Rate My Professor Jun-Ming Zhang

Jun-Ming Zhang is Professor, Vice Chair for Research in Anesthesia, and Endowed Chair of Anesthesia Research and Education in the Department of Anesthesiology at the University of Cincinnati College of Medicine. He obtained his Medical Degree from Shandong University, a Master’s Degree in Neurophysiology from Peking Union Medical College and the Chinese Academy of Medical Sciences, and completed a postdoctoral fellowship in Neurophysiology of Pain at Yale University School of Medicine, where he began basic pain research. At the University of Cincinnati, he serves as Principal Investigator in the Pain Research Center, leading studies on the physiology and pathophysiology of neuropathic pain, sympathetic regulation of inflammatory responses in pain, mechanisms and management of low back pain, sodium channels, ectopic discharges, and pathological pain.

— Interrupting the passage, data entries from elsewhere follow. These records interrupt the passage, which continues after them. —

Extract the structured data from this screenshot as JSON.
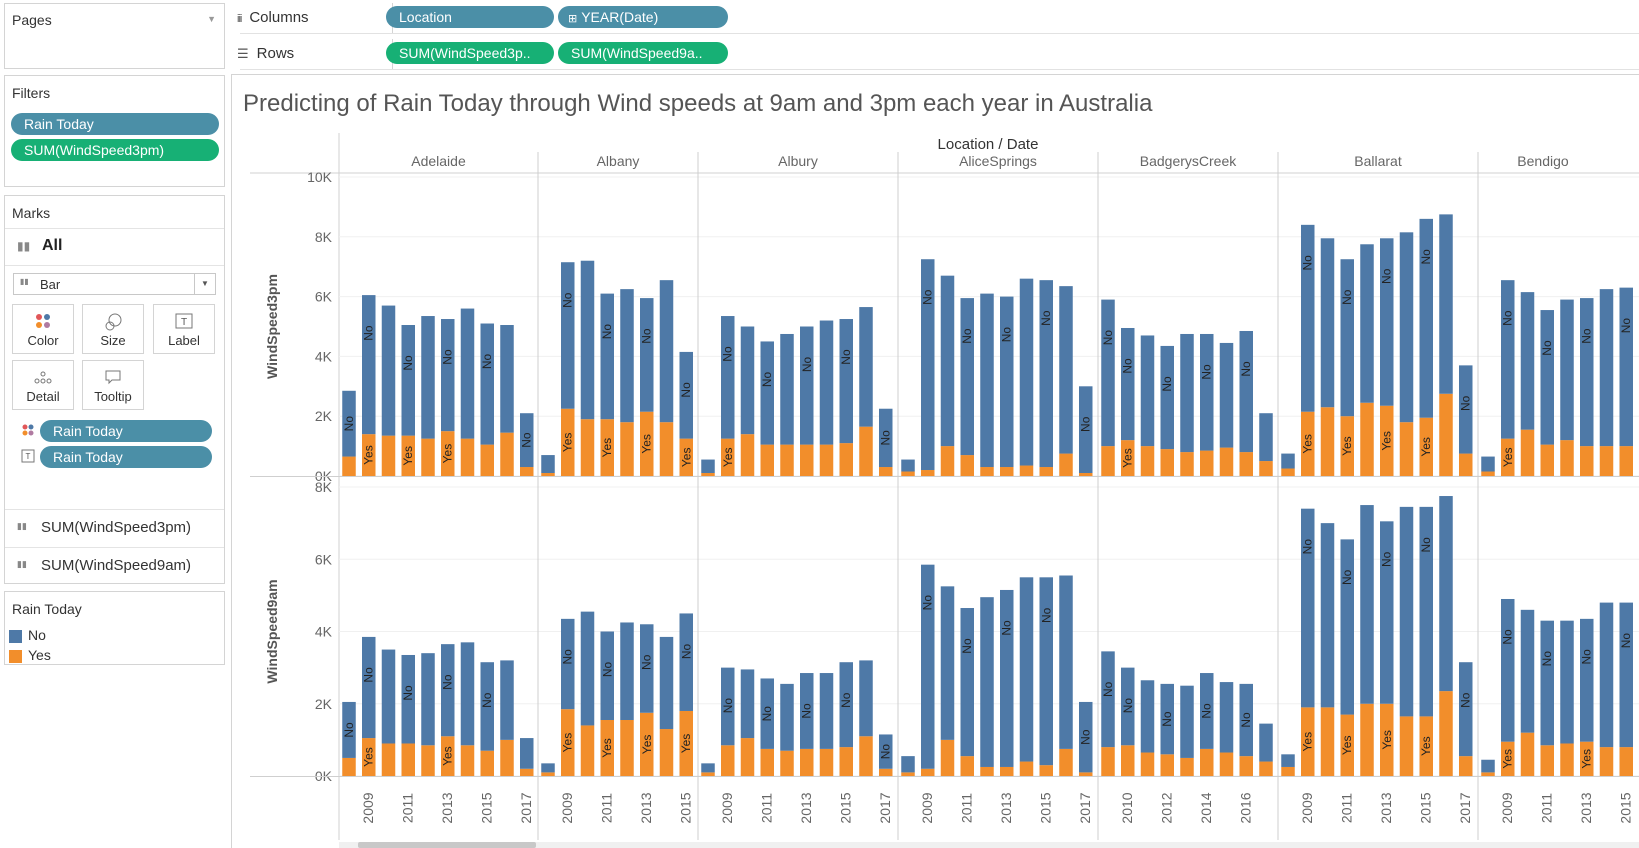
{
  "pages": {
    "title": "Pages"
  },
  "filters": {
    "title": "Filters",
    "items": [
      "Rain Today",
      "SUM(WindSpeed3pm)"
    ]
  },
  "marks": {
    "title": "Marks",
    "all_label": "All",
    "mark_type": "Bar",
    "buttons": {
      "color": "Color",
      "size": "Size",
      "label": "Label",
      "detail": "Detail",
      "tooltip": "Tooltip"
    },
    "encodings": [
      "Rain Today",
      "Rain Today"
    ],
    "measures": [
      "SUM(WindSpeed3pm)",
      "SUM(WindSpeed9am)"
    ]
  },
  "legend": {
    "title": "Rain Today",
    "items": [
      {
        "label": "No",
        "color": "#4e79a7"
      },
      {
        "label": "Yes",
        "color": "#f28e2b"
      }
    ]
  },
  "shelves": {
    "columns_label": "Columns",
    "rows_label": "Rows",
    "columns_pills": [
      "Location",
      "YEAR(Date)"
    ],
    "rows_pills": [
      "SUM(WindSpeed3p..",
      "SUM(WindSpeed9a.."
    ]
  },
  "view": {
    "title": "Predicting of Rain Today through Wind speeds at 9am and 3pm each year in Australia"
  },
  "chart_data": {
    "type": "bar",
    "stacked": true,
    "header": "Location / Date",
    "legend": [
      "No",
      "Yes"
    ],
    "colors": {
      "No": "#4e79a7",
      "Yes": "#f28e2b"
    },
    "panels": [
      {
        "ylabel": "WindSpeed3pm",
        "ylim": [
          0,
          10000
        ],
        "ticks": [
          "0K",
          "2K",
          "4K",
          "6K",
          "8K",
          "10K"
        ],
        "tickValues": [
          0,
          2000,
          4000,
          6000,
          8000,
          10000
        ]
      },
      {
        "ylabel": "WindSpeed9am",
        "ylim": [
          0,
          8000
        ],
        "ticks": [
          "0K",
          "2K",
          "4K",
          "6K",
          "8K"
        ],
        "tickValues": [
          0,
          2000,
          4000,
          6000,
          8000
        ]
      }
    ],
    "locations": [
      {
        "name": "Adelaide",
        "years": [
          2008,
          2009,
          2010,
          2011,
          2012,
          2013,
          2014,
          2015,
          2016,
          2017
        ],
        "year_labels": [
          "2009",
          "2011",
          "2013",
          "2015",
          "2017"
        ],
        "ws3_yes": [
          650,
          1400,
          1350,
          1350,
          1250,
          1500,
          1250,
          1050,
          1450,
          300
        ],
        "ws3_no": [
          2200,
          4650,
          4350,
          3700,
          4100,
          3750,
          4350,
          4050,
          3600,
          1800
        ],
        "ws9_yes": [
          500,
          1050,
          900,
          900,
          850,
          1100,
          850,
          700,
          1000,
          200
        ],
        "ws9_no": [
          1550,
          2800,
          2600,
          2450,
          2550,
          2550,
          2850,
          2450,
          2200,
          850
        ]
      },
      {
        "name": "Albany",
        "years": [
          2008,
          2009,
          2010,
          2011,
          2012,
          2013,
          2014,
          2015
        ],
        "year_labels": [
          "2009",
          "2011",
          "2013",
          "2015"
        ],
        "ws3_yes": [
          100,
          2250,
          1900,
          1900,
          1800,
          2150,
          1800,
          1250
        ],
        "ws3_no": [
          600,
          4900,
          5300,
          4200,
          4450,
          3800,
          4750,
          2900
        ],
        "ws9_yes": [
          100,
          1850,
          1400,
          1550,
          1550,
          1750,
          1300,
          1800
        ],
        "ws9_no": [
          250,
          2500,
          3150,
          2450,
          2700,
          2450,
          2550,
          2700
        ]
      },
      {
        "name": "Albury",
        "years": [
          2008,
          2009,
          2010,
          2011,
          2012,
          2013,
          2014,
          2015,
          2016,
          2017
        ],
        "year_labels": [
          "2009",
          "2011",
          "2013",
          "2015",
          "2017"
        ],
        "ws3_yes": [
          100,
          1250,
          1400,
          1050,
          1050,
          1050,
          1050,
          1100,
          1650,
          300
        ],
        "ws3_no": [
          450,
          4100,
          3600,
          3450,
          3700,
          3950,
          4150,
          4150,
          4000,
          1950
        ],
        "ws9_yes": [
          100,
          850,
          1050,
          750,
          700,
          750,
          750,
          800,
          1100,
          200
        ],
        "ws9_no": [
          250,
          2150,
          1900,
          1950,
          1850,
          2100,
          2100,
          2350,
          2100,
          950
        ]
      },
      {
        "name": "AliceSprings",
        "years": [
          2008,
          2009,
          2010,
          2011,
          2012,
          2013,
          2014,
          2015,
          2016,
          2017
        ],
        "year_labels": [
          "2009",
          "2011",
          "2013",
          "2015",
          "2017"
        ],
        "ws3_yes": [
          150,
          200,
          1000,
          700,
          300,
          300,
          350,
          300,
          750,
          100
        ],
        "ws3_no": [
          400,
          7050,
          5700,
          5250,
          5800,
          5700,
          6250,
          6250,
          5600,
          2900
        ],
        "ws9_yes": [
          100,
          200,
          1000,
          550,
          250,
          250,
          400,
          300,
          750,
          100
        ],
        "ws9_no": [
          450,
          5650,
          4250,
          4100,
          4700,
          4900,
          5100,
          5200,
          4800,
          1950
        ]
      },
      {
        "name": "BadgerysCreek",
        "years": [
          2009,
          2010,
          2011,
          2012,
          2013,
          2014,
          2015,
          2016,
          2017
        ],
        "year_labels": [
          "2010",
          "2012",
          "2014",
          "2016"
        ],
        "ws3_yes": [
          1000,
          1200,
          1000,
          900,
          800,
          850,
          950,
          800,
          500
        ],
        "ws3_no": [
          4900,
          3750,
          3700,
          3450,
          3950,
          3900,
          3500,
          4050,
          1600
        ],
        "ws9_yes": [
          800,
          850,
          650,
          600,
          500,
          750,
          650,
          550,
          400
        ],
        "ws9_no": [
          2650,
          2150,
          2000,
          1950,
          2000,
          2100,
          1950,
          2000,
          1050
        ]
      },
      {
        "name": "Ballarat",
        "years": [
          2008,
          2009,
          2010,
          2011,
          2012,
          2013,
          2014,
          2015,
          2016,
          2017
        ],
        "year_labels": [
          "2009",
          "2011",
          "2013",
          "2015",
          "2017"
        ],
        "ws3_yes": [
          250,
          2150,
          2300,
          2000,
          2450,
          2350,
          1800,
          1950,
          2750,
          750
        ],
        "ws3_no": [
          500,
          6250,
          5650,
          5250,
          5300,
          5600,
          6350,
          6650,
          6000,
          2950
        ],
        "ws9_yes": [
          250,
          1900,
          1900,
          1700,
          2000,
          2000,
          1650,
          1650,
          2350,
          550
        ],
        "ws9_no": [
          350,
          5500,
          5100,
          4850,
          5500,
          5050,
          5800,
          5800,
          5400,
          2600
        ]
      },
      {
        "name": "Bendigo",
        "years": [
          2008,
          2009,
          2010,
          2011,
          2012,
          2013,
          2014,
          2015
        ],
        "year_labels": [
          "2009",
          "2011",
          "2013",
          "2015"
        ],
        "ws3_yes": [
          150,
          1250,
          1550,
          1050,
          1200,
          1000,
          1000,
          1000
        ],
        "ws3_no": [
          500,
          5300,
          4600,
          4500,
          4700,
          4950,
          5250,
          5300
        ],
        "ws9_yes": [
          100,
          950,
          1200,
          850,
          900,
          950,
          800,
          800
        ],
        "ws9_no": [
          350,
          3950,
          3400,
          3450,
          3400,
          3400,
          4000,
          4000
        ]
      }
    ]
  }
}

Zhang’s laboratory employs rat and mouse models to investigate activity-dependent sympathetic sprouting, the neural and chemical basis of pathologic pain in conditions such as complex regional pain syndrome, the roles of inflammation and Nav1.6 sodium channels in chronic pain, and neural-immune interactions. His recent work includes translational human research on peripheral pain mechanisms, including the sympathetic system, immune responses, and spontaneous activity in sensory neurons. He has secured major NIH funding, including a five-year $3.1 million grant and the Javits Neuroscience Award. Key publications include the highly cited “Cytokines, inflammation, and pain” (2007, International Anesthesiology Clinics), “Mechanical and thermal hyperalgesia and ectopic neuronal discharge after chronic compression of dorsal root ganglia” (1999, Journal of Neurophysiology), “Neuropathic pain: early spontaneous afferent activity is the trigger” (2005, Pain), and recent papers such as “Vascular motion in the dorsal root ganglion sensed by Piezo2 sensed by vascular motion” (2025, Neuron), “Mineralocorticoid Receptor Antagonism Reduces Inflammatory Pain Measures in Mice” (2024, Neuroscience), and “The Antinociceptive Effect of Sympathetic Block is Mediated by Transforming Growth Factor beta” (2023, Neuroscience Bulletin). His research has significantly advanced understanding of pain mechanisms, contributing to potential new treatments for neuropathic and inflammatory pain conditions.